Lutenist, conductor, guitarist, and theorbist Vincent Dumestre has revived many little-known works of the French Baroque period. He is the founder and artistic director of the ensemble Le Poème Harmonique.
Dumestre was born on May 5, 1968, in Saint-Germain-en-Laye in the western suburbs of Paris. He divided his university education between guitar studies at the École Normale de Musique de Paris and art history courses at the École du Louvre. After completing these programs, he became committed to early music and undertook courses in lute, theorbo, and Baroque guitar, studying at the Conservatoire de Toulouse with Rolf Lislevand and also working with Eugène Ferré and Hopkinson Smith. In 1998, he founded Le Poème Harmonique, of which he remains leader and artistic director. Often, with Dumestre himself as part of the continuo group, the ensemble mounted productions of such little-known works as Lully's Cadmus et Hermione and Cavalli's L'Egisto.

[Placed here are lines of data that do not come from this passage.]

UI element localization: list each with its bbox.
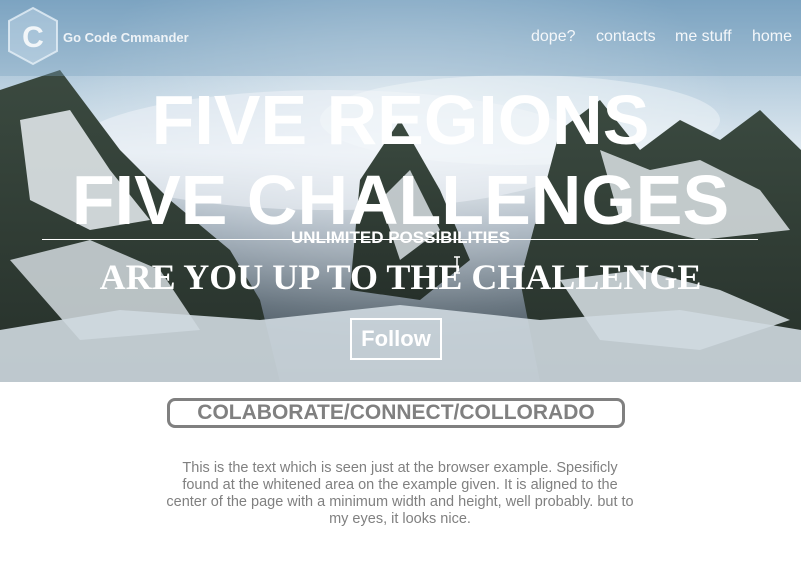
- nav-link-contacts[interactable]: contacts: [596, 28, 656, 46]
- section-title: COLABORATE/CONNECT/COLLORADO: [167, 398, 625, 428]
- text-cursor-icon: [454, 256, 460, 274]
- logo-hexagon-icon[interactable]: C: [6, 6, 60, 66]
- tagline: ARE YOU UP TO THE CHALLENGE: [99, 257, 702, 297]
- navbar: C Go Code Cmmander dope? contacts me stu…: [0, 0, 801, 76]
- section-body-text: This is the text which is seen just at t…: [166, 460, 634, 527]
- brand-name[interactable]: Go Code Cmmander: [63, 30, 189, 45]
- follow-button[interactable]: Follow: [350, 318, 442, 360]
- headline-line1: FIVE REGIONS: [151, 81, 650, 159]
- hero-banner: C Go Code Cmmander dope? contacts me stu…: [0, 0, 801, 382]
- subheading: UNLIMITED POSSIBILITIES: [290, 228, 511, 247]
- headline-line2: FIVE CHALLENGES: [71, 161, 730, 239]
- nav-link-dope[interactable]: dope?: [531, 28, 576, 46]
- nav-link-me-stuff[interactable]: me stuff: [675, 28, 732, 46]
- nav-link-home[interactable]: home: [752, 28, 792, 46]
- logo-letter: C: [22, 21, 44, 54]
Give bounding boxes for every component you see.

Dumestre's varied talents on stringed instruments have put him in demand among other historically oriented Baroque ensembles, including Le Concert des Nations, the Ricercar Consort, and La Simphonie du Marais.

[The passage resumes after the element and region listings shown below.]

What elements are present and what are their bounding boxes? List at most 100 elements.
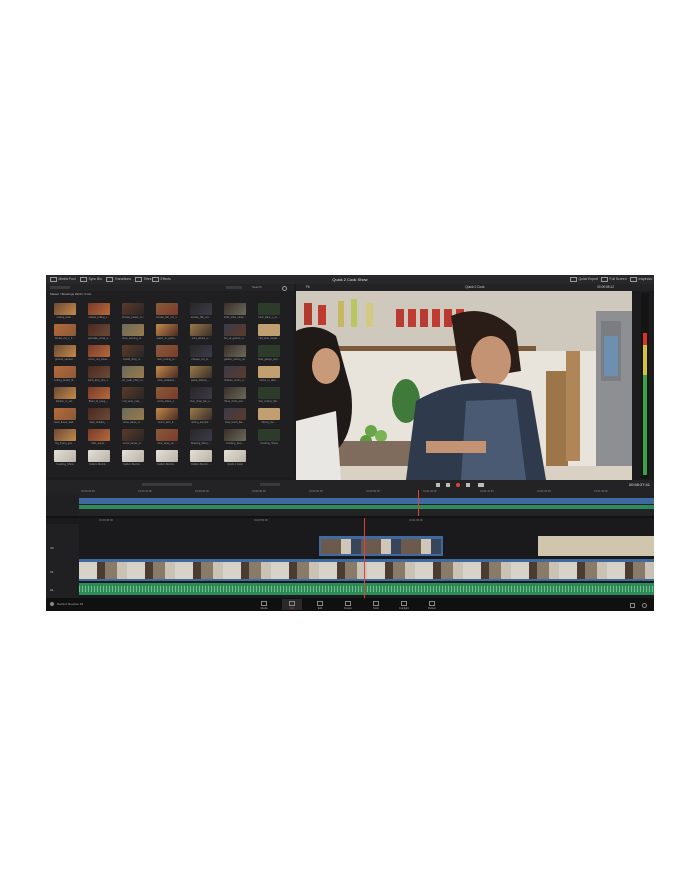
media-clip-thumbnail[interactable]: pancake_close_u…: [88, 324, 110, 340]
snap-tools[interactable]: [260, 483, 280, 486]
overview-video-track[interactable]: [79, 498, 654, 504]
play-button[interactable]: [466, 483, 470, 487]
media-clip-thumbnail[interactable]: bread_cut_v_1…: [54, 324, 76, 340]
media-clip-thumbnail[interactable]: Kellie's Mornin…: [190, 450, 212, 466]
page-tab-color[interactable]: Color: [366, 599, 386, 610]
media-clip-thumbnail[interactable]: Cooking_Show: [54, 450, 76, 466]
page-tab-media[interactable]: Media: [254, 599, 274, 610]
page-tab-fusion[interactable]: Fusion: [338, 599, 358, 610]
media-clip-thumbnail[interactable]: three_fruits_pen…: [224, 387, 246, 403]
media-clip-thumbnail[interactable]: slicing_sample…: [190, 408, 212, 424]
media-clip-thumbnail[interactable]: market_rolling_v…: [88, 303, 110, 319]
clip-name: herb_slice_v_cu…: [258, 316, 280, 319]
media-clip-thumbnail[interactable]: Kids_exper…: [88, 429, 110, 445]
media-clip-thumbnail[interactable]: shoe_laces_m…: [122, 408, 144, 424]
media-clip-thumbnail[interactable]: fan_of_greens_u…: [224, 324, 246, 340]
media-clip-thumbnail[interactable]: pasta_kitchen_…: [190, 366, 212, 382]
media-clip-thumbnail[interactable]: snow_lamps_d…: [122, 429, 144, 445]
clip-thumbnail-image: [258, 429, 280, 441]
media-clip-thumbnail[interactable]: slow_pouring_m…: [122, 324, 144, 340]
media-clip-thumbnail[interactable]: heat_gauge_pop…: [258, 345, 280, 361]
media-clip-thumbnail[interactable]: rack_cutting_w…: [156, 345, 178, 361]
media-clip-thumbnail[interactable]: kitchen_in_all…: [54, 387, 76, 403]
title-clip[interactable]: [538, 536, 654, 556]
media-clip-thumbnail[interactable]: chicken_onion_u…: [224, 366, 246, 382]
media-clip-thumbnail[interactable]: red_wine_mas_…: [122, 387, 144, 403]
media-clip-thumbnail[interactable]: onion_cut_close…: [88, 345, 110, 361]
clip-name: garden_slicing_up…: [224, 358, 246, 361]
clip-name: bread_cut_v_1…: [55, 337, 75, 340]
settings-gear-icon[interactable]: [642, 603, 647, 608]
media-clip-thumbnail[interactable]: big_frying_goo…: [54, 429, 76, 445]
edit-tools[interactable]: [142, 483, 192, 486]
media-clip-thumbnail[interactable]: slow_potatoes…: [156, 366, 178, 382]
media-clip-thumbnail[interactable]: slow_tooth_flat…: [224, 408, 246, 424]
overview-playhead[interactable]: [418, 490, 419, 516]
media-clip-thumbnail[interactable]: cutting_board_dr…: [54, 366, 76, 382]
bin-nav-buttons[interactable]: [50, 286, 70, 289]
media-clip-thumbnail[interactable]: herbs_in_dish…: [258, 366, 280, 382]
media-clip-thumbnail[interactable]: pizza_slices_c…: [156, 387, 178, 403]
record-button[interactable]: [456, 483, 460, 487]
media-clip-thumbnail[interactable]: cutting_boar…: [54, 303, 76, 319]
a1-audio-clip[interactable]: [79, 583, 654, 595]
clip-name: knife_slice_close…: [224, 316, 246, 319]
clip-thumbnail-image: [54, 429, 76, 441]
media-clip-thumbnail[interactable]: bowl_flavor_wall…: [54, 408, 76, 424]
page-tab-edit[interactable]: Edit: [310, 599, 330, 610]
media-clip-thumbnail[interactable]: ground_saturat…: [54, 345, 76, 361]
stop-button[interactable]: [446, 483, 450, 487]
fullscreen-icon: [601, 276, 608, 282]
overview-audio-track[interactable]: [79, 505, 654, 509]
media-clip-thumbnail[interactable]: paper_in_grass…: [156, 324, 178, 340]
media-clip-thumbnail[interactable]: Bowl_of_goog_…: [88, 387, 110, 403]
inspector-button[interactable]: Inspector: [630, 275, 652, 284]
media-clip-thumbnail[interactable]: Kellie's Mornin…: [156, 450, 178, 466]
search-input[interactable]: Search: [252, 284, 262, 291]
media-clip-thumbnail[interactable]: dark_shades_…: [88, 408, 110, 424]
media-clip-thumbnail[interactable]: tomato_fab_cut…: [190, 303, 212, 319]
media-clip-thumbnail[interactable]: tomato_fob_mo_v…: [156, 303, 178, 319]
media-clip-thumbnail[interactable]: Kellie's Mornin…: [122, 450, 144, 466]
media-clip-thumbnail[interactable]: mid_shot_bread…: [258, 324, 280, 340]
v2-clip[interactable]: [319, 536, 443, 556]
media-clip-thumbnail[interactable]: Quick 2 Cook: [224, 450, 246, 466]
media-clip-thumbnail[interactable]: Ove_chop_fan_u…: [190, 387, 212, 403]
media-clip-thumbnail[interactable]: fine_cutlery_flat…: [258, 387, 280, 403]
media-clip-thumbnail[interactable]: herb_slice_v_cu…: [258, 303, 280, 319]
zoom-select[interactable]: Fit: [306, 284, 310, 291]
media-clip-thumbnail[interactable]: Cooking_Exp…: [224, 429, 246, 445]
media-clip-thumbnail[interactable]: Dicing_the…: [258, 408, 280, 424]
media-clip-thumbnail[interactable]: Shaping_Meal_…: [190, 429, 212, 445]
media-clip-thumbnail[interactable]: bread_drop_m…: [122, 345, 144, 361]
page-tab-fairlight[interactable]: Fairlight: [394, 599, 414, 610]
media-clip-thumbnail[interactable]: cheese_cut_w…: [190, 345, 212, 361]
media-clip-thumbnail[interactable]: tomato_peace_cu…: [122, 303, 144, 319]
media-clip-thumbnail[interactable]: knife_slice_close…: [224, 303, 246, 319]
detail-playhead[interactable]: [364, 518, 365, 598]
clip-thumbnail-image: [122, 324, 144, 336]
clip-thumbnail-image: [88, 408, 110, 420]
color-page-icon: [373, 601, 379, 606]
loop-button[interactable]: [478, 483, 484, 487]
quick-export-button[interactable]: Quick Export: [570, 275, 598, 284]
media-clip-thumbnail[interactable]: slow_lamp_on…: [156, 429, 178, 445]
page-tab-deliver[interactable]: Deliver: [422, 599, 442, 610]
clip-thumbnail-image: [88, 345, 110, 357]
media-clip-thumbnail[interactable]: kitch_dirty_sho_v…: [88, 366, 110, 382]
media-clip-thumbnail[interactable]: garden_slicing_up…: [224, 345, 246, 361]
media-clip-thumbnail[interactable]: Cooking_Show: [258, 429, 280, 445]
viewer-image[interactable]: [296, 291, 632, 480]
clip-thumbnail-image: [258, 303, 280, 315]
view-mode-buttons[interactable]: [226, 286, 242, 289]
rewind-button[interactable]: [436, 483, 440, 487]
v1-clip[interactable]: [79, 559, 654, 581]
media-clip-thumbnail[interactable]: Kellie's Mornin…: [88, 450, 110, 466]
clip-name: Kellie's Mornin…: [89, 463, 109, 466]
media-clip-thumbnail[interactable]: onion_skin_b…: [156, 408, 178, 424]
media-clip-thumbnail[interactable]: oh_yeah_chef_cu…: [122, 366, 144, 382]
full-screen-button[interactable]: Full Screen: [601, 275, 627, 284]
home-icon[interactable]: [630, 603, 635, 608]
media-clip-thumbnail[interactable]: mint_sliced_u…: [190, 324, 212, 340]
page-tab-cut[interactable]: Cut: [282, 599, 302, 610]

As leader of Le Poème Harmonique, Dumestre has issued more than 20 albums on the Alpha label, including not only French and Italian Baroque music but also a collaboration with contemporary accordion and bandoneón player Daniel Brel, Quatre chemins de mélancolie. Dumestre has also led performances and several recordings of French Baroque choral music, including a recording of Te Deum settings by Lully and Marc-Antoine Charpentier (2014), the Miserere of Louis-Nicolas Clérambault and Couperin's Leçons des Ténèbres (2015), and Pergolesi's Stabat Mater along with other Marian works from Naples (2015). In 2021, Dumestre and Le Poème Harmonique, under the auspices of Versailles castle, issued a recording of Lully's Cadmus et Hermione. His recordings have won major prizes, including the Diapason d'Or and the Choc du Monde de la Musique. Dumestre was named Chevaliers des Arts et des Lettres by the government of France in 2004.